That's been my struggle as well, but there are some real advantage to staying at Disney:

1) The proximity.  At some DVC's (BCV and BWV), you can WALK to two parks.
2) The on-site perks.  Many people enjoy EMH.  (I tend to avoid the park that has EMH each day, but sometimes we do go for EMH.)  Disney transportation is much better than other timeshares, if you're not renting a car.  We do hope to do the dining plan during the Food & Wine festival next year, and will get the Dining Plan then.  A bus directly to Magic Kingdom (instead of the TTC) is another nice on-site perk.
3) Disney magic.  There's just something special about staying on site.

For us, the downsides are:

1) More expensive.  It takes more trading power plus they charge the $95/week Disney fee.
2) Smaller units with inferior kitchens and small tables.  For many people who don't cook, it's not an issue.  For me, it's a big one.

So we've been torn between Wyndham Bonnet Creek (our favorite off-site timeshare) and DVC properties.  We're trying all of them (except Bay Lake, which we can't get through RCI yet) this year.  (We still have BWV and OKW left later this year.)

The one DVC property we've stayed at that is a clear winner is Animal Kingdom Villas (especially with a Savannah view suite).  The rooms are a bit bigger, you park much closer, the appliances are nicer, and the view is incredible.


----------



## timeos2 (May 23, 2011)

MichaelColey said:


> The one DVC property we've stayed at that is a clear winner is Animal Kingdom Villas (especially with a Savannah view suite).  The rooms are a bit bigger, you park much closer, the appliances are nicer, and the view is incredible.



The other, IMO, is OKW.  That was the first timeshare they did and they didn't skimp - they basically duplicated what most other upscale resorts had and just put it inside their property.  It is full sized, well themed and our favorite DVC by far for unit amenities. The 3 (or was it 4?) bedroom, multi-story unit is spectacular.  Strictly for theme/location and considering unit type/size AKL is a very close second overall.  I wouldn't pay the $95 penalty to e at either as the "magic" wears very thin with us after about 8-10 hours. After that we want out & a break from everything Disney.  No such luck if you're on site as even the tv is limited!  HELP!!! We've done our time at Disney and would never pay extra and probably will never pay at all to stay/go again.  Free we'll take!


----------



## bnoble (May 23, 2011)

We are a party of two adults, two children.  We generally stay in 2BR units. For that party, the units in the "2nd generation" DVC resorts (VWL, BWV, BCV, and SSR) are adequate.  Six would be a squeeze.  Eight (the listed capacity) would be unthinkable.

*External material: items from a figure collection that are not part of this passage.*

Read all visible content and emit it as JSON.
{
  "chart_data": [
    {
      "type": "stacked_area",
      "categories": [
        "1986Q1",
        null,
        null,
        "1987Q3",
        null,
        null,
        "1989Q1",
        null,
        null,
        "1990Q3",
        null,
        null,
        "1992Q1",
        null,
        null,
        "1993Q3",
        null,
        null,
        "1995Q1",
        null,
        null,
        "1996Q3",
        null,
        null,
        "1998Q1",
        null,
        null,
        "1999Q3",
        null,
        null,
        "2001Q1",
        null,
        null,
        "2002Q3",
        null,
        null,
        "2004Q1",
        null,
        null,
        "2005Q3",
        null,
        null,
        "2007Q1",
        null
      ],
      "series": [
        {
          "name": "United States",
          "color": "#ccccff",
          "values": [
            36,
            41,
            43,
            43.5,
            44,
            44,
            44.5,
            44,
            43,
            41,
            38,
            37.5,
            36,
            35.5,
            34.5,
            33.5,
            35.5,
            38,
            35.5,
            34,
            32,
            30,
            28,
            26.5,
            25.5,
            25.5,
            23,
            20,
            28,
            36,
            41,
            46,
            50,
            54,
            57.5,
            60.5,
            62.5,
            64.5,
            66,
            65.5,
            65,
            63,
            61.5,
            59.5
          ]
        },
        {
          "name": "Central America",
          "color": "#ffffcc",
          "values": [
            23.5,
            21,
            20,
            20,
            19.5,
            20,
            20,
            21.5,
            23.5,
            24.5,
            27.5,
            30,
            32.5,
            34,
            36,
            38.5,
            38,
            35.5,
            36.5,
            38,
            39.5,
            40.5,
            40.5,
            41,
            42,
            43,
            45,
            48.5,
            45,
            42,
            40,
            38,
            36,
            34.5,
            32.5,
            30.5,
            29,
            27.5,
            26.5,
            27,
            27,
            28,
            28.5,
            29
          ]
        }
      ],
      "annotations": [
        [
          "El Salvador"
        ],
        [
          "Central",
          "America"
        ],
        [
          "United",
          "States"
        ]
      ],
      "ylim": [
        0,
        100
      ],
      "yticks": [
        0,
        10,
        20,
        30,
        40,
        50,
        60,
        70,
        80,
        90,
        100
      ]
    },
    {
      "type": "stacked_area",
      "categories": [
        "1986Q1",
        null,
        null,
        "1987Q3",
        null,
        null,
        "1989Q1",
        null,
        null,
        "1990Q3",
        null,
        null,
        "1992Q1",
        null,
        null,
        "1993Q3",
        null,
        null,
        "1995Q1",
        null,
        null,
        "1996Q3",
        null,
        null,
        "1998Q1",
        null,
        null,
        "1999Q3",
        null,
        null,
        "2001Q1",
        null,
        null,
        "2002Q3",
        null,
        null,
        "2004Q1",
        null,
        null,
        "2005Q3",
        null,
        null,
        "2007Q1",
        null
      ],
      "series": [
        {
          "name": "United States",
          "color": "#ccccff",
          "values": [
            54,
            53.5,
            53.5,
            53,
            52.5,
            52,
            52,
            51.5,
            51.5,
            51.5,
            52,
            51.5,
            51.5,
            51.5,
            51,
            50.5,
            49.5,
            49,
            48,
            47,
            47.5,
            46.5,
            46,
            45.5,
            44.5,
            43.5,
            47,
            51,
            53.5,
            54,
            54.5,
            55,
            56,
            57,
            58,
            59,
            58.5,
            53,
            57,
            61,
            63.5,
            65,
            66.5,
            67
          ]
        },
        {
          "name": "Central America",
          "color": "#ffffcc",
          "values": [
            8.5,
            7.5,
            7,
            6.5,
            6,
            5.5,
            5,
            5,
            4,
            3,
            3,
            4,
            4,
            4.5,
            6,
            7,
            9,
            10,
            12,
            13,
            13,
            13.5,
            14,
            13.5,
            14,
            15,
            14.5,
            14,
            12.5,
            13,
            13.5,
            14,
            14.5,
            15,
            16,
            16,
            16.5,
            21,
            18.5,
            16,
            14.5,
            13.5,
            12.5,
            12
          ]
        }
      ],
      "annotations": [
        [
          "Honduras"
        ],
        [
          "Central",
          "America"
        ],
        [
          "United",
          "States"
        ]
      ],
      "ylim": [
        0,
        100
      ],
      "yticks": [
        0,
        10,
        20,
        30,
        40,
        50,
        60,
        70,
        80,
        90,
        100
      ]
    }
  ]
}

In an OKW 2BR, there is more than enough space for four.  Six would find it adequate.  Eight would be a squeeze, but doable.

I haven't been in either of the 3rd gen resorts (BLT, AKV-K) yet.  I think there, the sleeper chair and the third bathroom might make those resorts much more comfortable.


----------



## JudyS (May 23, 2011)

If the conference is at the Swan or Dolphin, then Beach Club is walking distance, with a wide, pleasant walkway. There are also boats that go between Boardwalk, Beach & Yacht, and Swan & Dolphin. Bonnet Creek is really not walking distance from anything at Disney.

Many of the other Disney properties also host conventions, so verify that it's the Swan/Dolphin before using that as the basis for your decision. If it is, proximity to the conference would be a big plus with Beach Club.


----------



## YeongWoo (May 24, 2011)

*Shuttle experience*



akp said:


> Any experiences with the BC shuttle?
> 
> Anita



When we stayed at BC last fall I used the shuttle even though we had a car.  The schedule worked out fine and it was very convenient.  There aren't as many runs like there are with the Disney transportation but there are some work-arounds.  

I don't have any experience with the Universal shuttle and there may be a fee involved with that one, idk.  I think most Tuggers would recommend using your car for added flexibility but the shuttle is adequate.  The best shuttle stop is Tower 6.  Everybody goes to the main stop but the shuttle stops at 6 first so you stand a better chance of getting on.


----------



## Sea Six (May 27, 2011)

The first time we stayed at Bonnet Creek we didn't like it.  After a few years, we decided to give it another try.  Now I know we will never stay there again.  I just do not like that place, for many reasons.  Did I say NEVER AGAIN?!


----------